- Type: Semi-automatic pistol
- Place of origin: Croatia

Service history
- Wars: Croatian War of Independence

Production history
- Manufacturer: IM Metallic
- Produced: 1990–1994
- Variants: MV-9, VM-17

Specifications
- Mass: 985 g (2.172 lb) (empty)
- Length: 195 mm (7.7 in)
- Cartridge: 9×19mm Parabellum (9mm Luger)
- Caliber: 9 mm
- Action: Short recoil operated
- Feed system: Detachable, two column fifteen-round box magazine

= PHP pistol =

The PHP (Prvi Hrvatski Pištolj, English: first Croatian pistol) was the first major production pistol in Croatia, chambered in the 9×19mm Parabellum cartridge.

==Description and Design==
"Prvi Hrvatski Pištolj" stands for "first Croatian pistol" and was manufactured by IM Metallic, today known as HS Produkt. The pistol was hastily developed to supply the Croatian military soon after Croatia gained its independence from Yugoslavia, but it was soon after replaced by the HS2000. By design, this pistol represents a mix between Beretta 92 and Walther P38 pistols, and takes several design influences that are in both handguns, such as a decocker/safety, double-action/single-action trigger, open-top slide and vertically tilting locking block.
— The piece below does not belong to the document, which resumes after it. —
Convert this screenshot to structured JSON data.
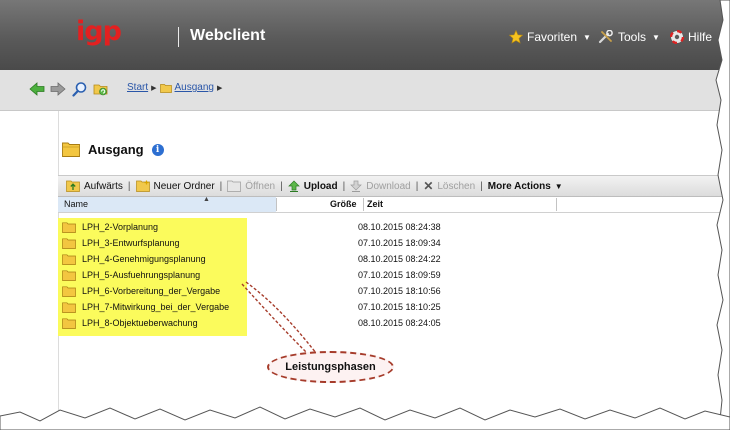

The overall appearance of the pistol mostly resembles the P38, but the magazine capacity and single recoil spring below the barrel is closer to a Beretta. The safety also incorporates a manual decocking lever, located on the left side of the grip frame. It is entirely possible that the safety/decocker was based on the design of the Beretta Cheetah.

==Variants==
The PHP MV-9 is the most commonly seen variant of the pistol, which has a barrel length of 105 mm. The VM-17 has a longer 140 mm barrel and somewhat resembles a Walther P38.